Lawmakers, civil rights leaders and hundreds of prisoners and their families have supported Wright’s petition, but the issue languished at the agency until acting FCC Chairman Mignon Clyburn revived it last year.


“This is simply the right thing to do,” Clyburn, a Democrat, said in an interview. She said half of all prisoners live more than 100 miles from their families. Nearly 3 million children have a parent in prison. “Multiple studies have shown that meaningful contact beyond prison walls can make a real difference in maintaining community ties, promoting rehabilitation and reducing recidivism,” she said.

The FCC will vote to limit per-minute rates to 25 cents for long-distance calls so that a 15-minute call can’t exceed $3.75. Extra fees to connect calls also will be banned under the proposed new rules.
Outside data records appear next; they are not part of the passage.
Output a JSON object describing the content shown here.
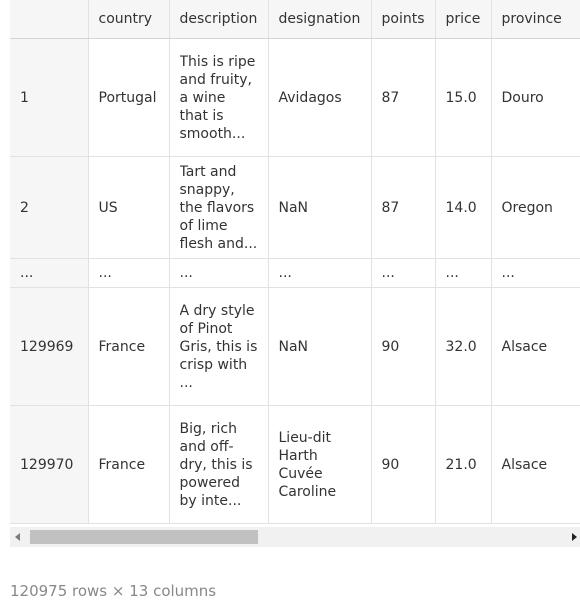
{
  "columns": [
    "",
    "country",
    "description",
    "designation",
    "points",
    "price",
    "province"
  ],
  "rows": [
    [
      "1",
      "Portugal",
      "This is ripe and fruity, a wine that is smooth...",
      "Avidagos",
      "87",
      "15.0",
      "Douro"
    ],
    [
      "2",
      "US",
      "Tart and snappy, the flavors of lime flesh and...",
      "NaN",
      "87",
      "14.0",
      "Oregon"
    ],
    [
      "...",
      "...",
      "...",
      "...",
      "...",
      "...",
      "..."
    ],
    [
      "129969",
      "France",
      "A dry style of Pinot Gris, this is crisp with ...",
      "NaN",
      "90",
      "32.0",
      "Alsace"
    ],
    [
      "129970",
      "France",
      "Big, rich and off-dry, this is powered by inte...",
      "Lieu-dit Harth Cuvée Caroline",
      "90",
      "21.0",
      "Alsace"
    ]
  ],
  "footer": "120975 rows × 13 columns"
}
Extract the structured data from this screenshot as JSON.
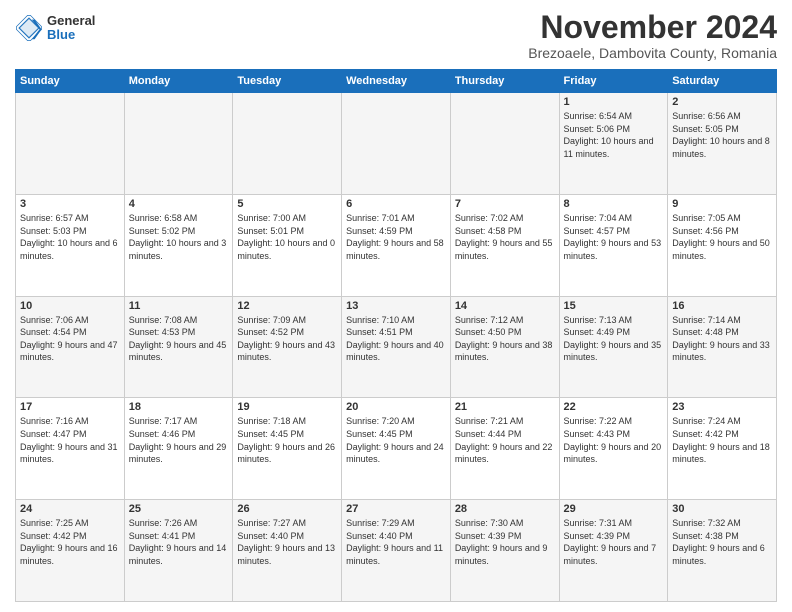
{
  "logo": {
    "general": "General",
    "blue": "Blue"
  },
  "header": {
    "month_title": "November 2024",
    "subtitle": "Brezoaele, Dambovita County, Romania"
  },
  "weekdays": [
    "Sunday",
    "Monday",
    "Tuesday",
    "Wednesday",
    "Thursday",
    "Friday",
    "Saturday"
  ],
  "weeks": [
    [
      {
        "day": "",
        "text": ""
      },
      {
        "day": "",
        "text": ""
      },
      {
        "day": "",
        "text": ""
      },
      {
        "day": "",
        "text": ""
      },
      {
        "day": "",
        "text": ""
      },
      {
        "day": "1",
        "text": "Sunrise: 6:54 AM\nSunset: 5:06 PM\nDaylight: 10 hours and 11 minutes."
      },
      {
        "day": "2",
        "text": "Sunrise: 6:56 AM\nSunset: 5:05 PM\nDaylight: 10 hours and 8 minutes."
      }
    ],
    [
      {
        "day": "3",
        "text": "Sunrise: 6:57 AM\nSunset: 5:03 PM\nDaylight: 10 hours and 6 minutes."
      },
      {
        "day": "4",
        "text": "Sunrise: 6:58 AM\nSunset: 5:02 PM\nDaylight: 10 hours and 3 minutes."
      },
      {
        "day": "5",
        "text": "Sunrise: 7:00 AM\nSunset: 5:01 PM\nDaylight: 10 hours and 0 minutes."
      },
      {
        "day": "6",
        "text": "Sunrise: 7:01 AM\nSunset: 4:59 PM\nDaylight: 9 hours and 58 minutes."
      },
      {
        "day": "7",
        "text": "Sunrise: 7:02 AM\nSunset: 4:58 PM\nDaylight: 9 hours and 55 minutes."
      },
      {
        "day": "8",
        "text": "Sunrise: 7:04 AM\nSunset: 4:57 PM\nDaylight: 9 hours and 53 minutes."
      },
      {
        "day": "9",
        "text": "Sunrise: 7:05 AM\nSunset: 4:56 PM\nDaylight: 9 hours and 50 minutes."
      }
    ],
    [
      {
        "day": "10",
        "text": "Sunrise: 7:06 AM\nSunset: 4:54 PM\nDaylight: 9 hours and 47 minutes."
      },
      {
        "day": "11",
        "text": "Sunrise: 7:08 AM\nSunset: 4:53 PM\nDaylight: 9 hours and 45 minutes."
      },
      {
        "day": "12",
        "text": "Sunrise: 7:09 AM\nSunset: 4:52 PM\nDaylight: 9 hours and 43 minutes."
      },
      {
        "day": "13",
        "text": "Sunrise: 7:10 AM\nSunset: 4:51 PM\nDaylight: 9 hours and 40 minutes."
      },
      {
        "day": "14",
        "text": "Sunrise: 7:12 AM\nSunset: 4:50 PM\nDaylight: 9 hours and 38 minutes."
      },
      {
        "day": "15",
        "text": "Sunrise: 7:13 AM\nSunset: 4:49 PM\nDaylight: 9 hours and 35 minutes."
      },
      {
        "day": "16",
        "text": "Sunrise: 7:14 AM\nSunset: 4:48 PM\nDaylight: 9 hours and 33 minutes."
      }
    ],
    [
      {
        "day": "17",
        "text": "Sunrise: 7:16 AM\nSunset: 4:47 PM\nDaylight: 9 hours and 31 minutes."
      },
      {
        "day": "18",
        "text": "Sunrise: 7:17 AM\nSunset: 4:46 PM\nDaylight: 9 hours and 29 minutes."
      },
      {
        "day": "19",
        "text": "Sunrise: 7:18 AM\nSunset: 4:45 PM\nDaylight: 9 hours and 26 minutes."
      },
      {
        "day": "20",
        "text": "Sunrise: 7:20 AM\nSunset: 4:45 PM\nDaylight: 9 hours and 24 minutes."
      },
      {
        "day": "21",
        "text": "Sunrise: 7:21 AM\nSunset: 4:44 PM\nDaylight: 9 hours and 22 minutes."
      },
      {
        "day": "22",
        "text": "Sunrise: 7:22 AM\nSunset: 4:43 PM\nDaylight: 9 hours and 20 minutes."
      },
      {
        "day": "23",
        "text": "Sunrise: 7:24 AM\nSunset: 4:42 PM\nDaylight: 9 hours and 18 minutes."
      }
    ],
    [
      {
        "day": "24",
        "text": "Sunrise: 7:25 AM\nSunset: 4:42 PM\nDaylight: 9 hours and 16 minutes."
      },
      {
        "day": "25",
        "text": "Sunrise: 7:26 AM\nSunset: 4:41 PM\nDaylight: 9 hours and 14 minutes."
      },
      {
        "day": "26",
        "text": "Sunrise: 7:27 AM\nSunset: 4:40 PM\nDaylight: 9 hours and 13 minutes."
      },
      {
        "day": "27",
        "text": "Sunrise: 7:29 AM\nSunset: 4:40 PM\nDaylight: 9 hours and 11 minutes."
      },
      {
        "day": "28",
        "text": "Sunrise: 7:30 AM\nSunset: 4:39 PM\nDaylight: 9 hours and 9 minutes."
      },
      {
        "day": "29",
        "text": "Sunrise: 7:31 AM\nSunset: 4:39 PM\nDaylight: 9 hours and 7 minutes."
      },
      {
        "day": "30",
        "text": "Sunrise: 7:32 AM\nSunset: 4:38 PM\nDaylight: 9 hours and 6 minutes."
      }
    ]
  ]
}
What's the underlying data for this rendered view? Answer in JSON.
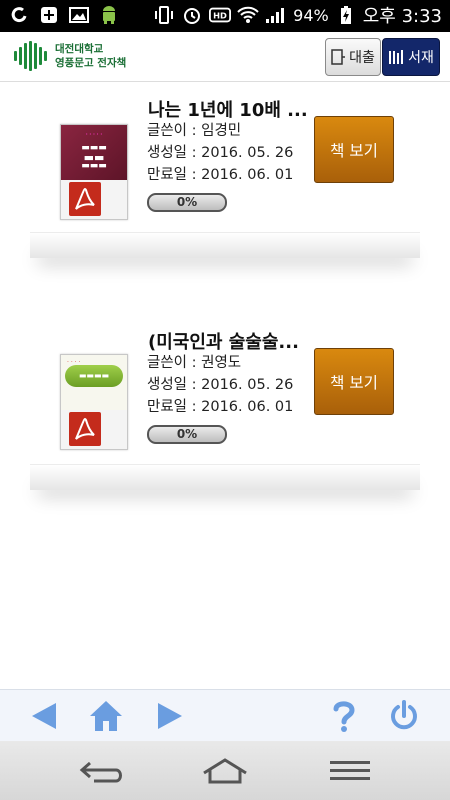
{
  "status_bar": {
    "battery": "94%",
    "time": "오후 3:33"
  },
  "header": {
    "logo_line1": "대전대학교",
    "logo_line2": "영풍문고 전자책",
    "btn_loan": "대출",
    "btn_library": "서재"
  },
  "books": [
    {
      "title": "나는 1년에 10배 ...",
      "author_label": "글쓴이 : ",
      "author": "임경민",
      "created_label": "생성일 : ",
      "created": "2016. 05. 26",
      "expires_label": "만료일 : ",
      "expires": "2016. 06. 01",
      "progress": "0%",
      "view_label": "책 보기",
      "cover_color": "#7a1f3a"
    },
    {
      "title": "(미국인과 술술술...",
      "author_label": "글쓴이 : ",
      "author": "권영도",
      "created_label": "생성일 : ",
      "created": "2016. 05. 26",
      "expires_label": "만료일 : ",
      "expires": "2016. 06. 01",
      "progress": "0%",
      "view_label": "책 보기",
      "cover_color": "#7fb23a"
    }
  ],
  "colors": {
    "accent_green": "#1e8a3a",
    "view_button": "#c27a10",
    "toolbar_icon": "#6a9de0"
  }
}
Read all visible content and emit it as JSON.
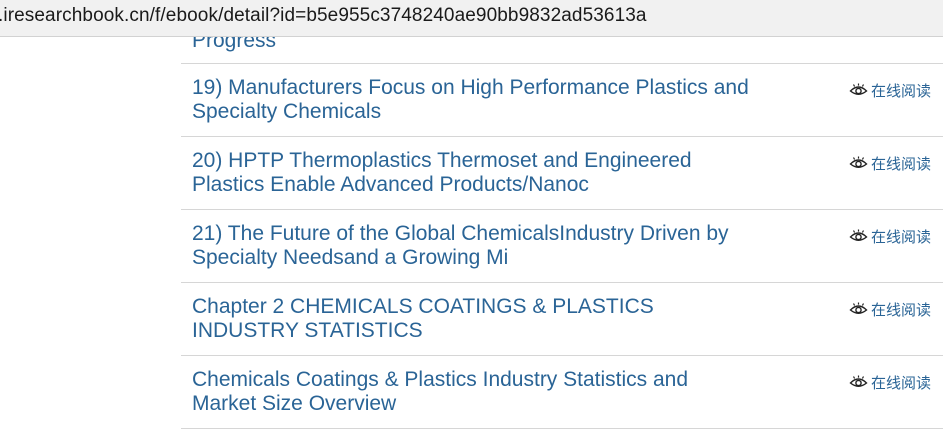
{
  "browser": {
    "url": ".iresearchbook.cn/f/ebook/detail?id=b5e955c3748240ae90bb9832ad53613a"
  },
  "list": {
    "partial_title": "Progress",
    "read_label": "在线阅读",
    "items": [
      {
        "title": "19) Manufacturers Focus on High Performance Plastics and Specialty Chemicals"
      },
      {
        "title": "20) HPTP Thermoplastics Thermoset and Engineered Plastics Enable Advanced Products/Nanoc"
      },
      {
        "title": "21) The Future of the Global ChemicalsIndustry Driven by Specialty Needsand a Growing Mi"
      },
      {
        "title": "Chapter 2 CHEMICALS COATINGS & PLASTICS INDUSTRY STATISTICS"
      },
      {
        "title": "Chemicals Coatings & Plastics Industry Statistics and Market Size Overview"
      }
    ]
  },
  "colors": {
    "link": "#2a6496",
    "divider": "#d6d6d6",
    "urlbar_bg": "#f1f1f1"
  },
  "icons": {
    "read": "eye-icon"
  }
}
The new rules, if approved, will go into effect immediately, the agency said.

The agency’s action would upend a pervasive practice in 42 states where a few phone firms have been awarded the lion’s share of prison contracts across the nation with little competition to challenge their rising rates.

In the unregulated market for interstate phone calls from prisons, Global Tel Link, Securus and CenturyLink easily win bids to exclusively provide phone services to prisons with promises to share revenue.

The firms have argued in filings with the FCC that the rates they set for phone calls reflect the higher costs required for added security features.